Besides my roommates, I haven't met many people from the United States here, so it's oddly familiar to talk about stuff from home and have someone know exactly what I'm referring to. Yesterday, after meeting some of Jamie's friends who were in Montevideo for the 4 short hours their boat was docked, we went to Plaza Independencia with intentions of napping. Instead, we laid on our backs, staring at the clouds and reminisced about food from home.

I started with something like, "You know what would be great right now? An iced coffee."
"They don't have that here?"
"If they do it has ice cream in it and it costs $7 and it's definitely not available for take-out."
"I could go for some Chinese food."
"Yeah, or Mexican food. Or anything spicy, goddamn Uruguayans and their intolerance for for anything hotter than table pepper."
"Meatball sub."
"Italian hoagie."
"Real pizza."
"Can I please just dip my entire hand into a jar of peanut butter?"

I really don't get homesick here too often, but this was bad. And sorry family and friends, but yesterday was all about Distrito, the hand-drawn noodle house and Wawa.

My co-workers - Obviously, you already know about Cristina, my langauge exchange partner. There's also Georgina who is young and adorable and dramatic. She laughs at me all the time for my Spanish and her favorite joke is that I no matter what someone says to me, my response is always, "Sí, gracias!!"
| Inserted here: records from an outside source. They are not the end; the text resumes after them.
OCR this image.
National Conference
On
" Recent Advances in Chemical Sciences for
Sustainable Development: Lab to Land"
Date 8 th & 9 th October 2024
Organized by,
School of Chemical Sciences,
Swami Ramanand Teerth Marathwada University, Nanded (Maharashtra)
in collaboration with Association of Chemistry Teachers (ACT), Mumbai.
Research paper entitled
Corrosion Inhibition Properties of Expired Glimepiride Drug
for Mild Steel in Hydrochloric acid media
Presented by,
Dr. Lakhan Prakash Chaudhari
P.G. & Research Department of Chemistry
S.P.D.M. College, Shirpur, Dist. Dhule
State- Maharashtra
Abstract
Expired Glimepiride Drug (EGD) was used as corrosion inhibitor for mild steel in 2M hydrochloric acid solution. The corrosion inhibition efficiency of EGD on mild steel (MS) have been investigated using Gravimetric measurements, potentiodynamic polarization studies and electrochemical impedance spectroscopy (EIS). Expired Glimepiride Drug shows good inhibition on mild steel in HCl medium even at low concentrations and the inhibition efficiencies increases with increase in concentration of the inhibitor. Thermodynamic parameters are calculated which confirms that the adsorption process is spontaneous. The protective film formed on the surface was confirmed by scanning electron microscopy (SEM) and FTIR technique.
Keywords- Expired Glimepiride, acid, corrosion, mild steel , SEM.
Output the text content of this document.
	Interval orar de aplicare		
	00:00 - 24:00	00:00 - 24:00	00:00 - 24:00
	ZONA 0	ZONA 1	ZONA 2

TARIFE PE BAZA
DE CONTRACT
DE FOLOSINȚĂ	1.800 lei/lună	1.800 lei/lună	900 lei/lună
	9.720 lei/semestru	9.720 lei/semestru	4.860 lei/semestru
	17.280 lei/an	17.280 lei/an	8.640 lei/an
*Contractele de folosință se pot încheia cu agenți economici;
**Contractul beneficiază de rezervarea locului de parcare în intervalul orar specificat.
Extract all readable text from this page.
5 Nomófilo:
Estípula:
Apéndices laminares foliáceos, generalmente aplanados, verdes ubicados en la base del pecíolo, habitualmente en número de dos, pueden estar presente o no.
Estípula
Fati is the maintenance guy who works like 10-hour days so he's always around. We drink mate together every day and on Saturdays, he cooks asado for the hostel and makes me extra chorizo.

Martin, pronounced Mar-teen, has been mentioned before in previous posts. He's cute and I think that's all you need to know.

Tincho is my boss and he calls me Fran which I hate and he knows it. When we have meetings about the bar, he speaks to me in Spanish and I speak to him in English because we're both lazy.

Martin & Georgina

There's many others like Guido, an adorable, mild-mannered Argentinian who stayed for a week-and-a-half for a summer class. At first, I ordered him to speak to me in Spanish. Later on, though, I heard him use the word "dispute" and I realized how good his English was. From then on, it was English all the way. There was Oliver, a Canadian who's living in Buenos Aires for the time being but has also lived in Korea and is going home to the Cayman Islands in a few weeks. And Carlos, a Uruguyan who lived in Wisconsin, was with me when I got robbed and bought me a rose when I was in tears on the sidewalk.

The list could go on and on and the grand majority of the people are absolutely fantastic. Even the ones that aren't so great can be pretty funny to get to know, like Jim, a Scot who had lived in Australia for 27 years. He liked to stand up and lecture, essentially holding court in the middle of the patio for anyone who would listen. He interrupted people and hung out behind my bar giving Martin glass after glass of wine, while standing directly in my way and never offering me a drop.

Sometimes I'm tired, sometimes it's hard to leave the beach, but always I am happy to get to my low-stress, highly entertaining job. It's "buena onda," good vibes. There's music, beer, food and a constant flow of interesting people. And as all of you know, I may not be making any cash, but am sure am having a hell of a time.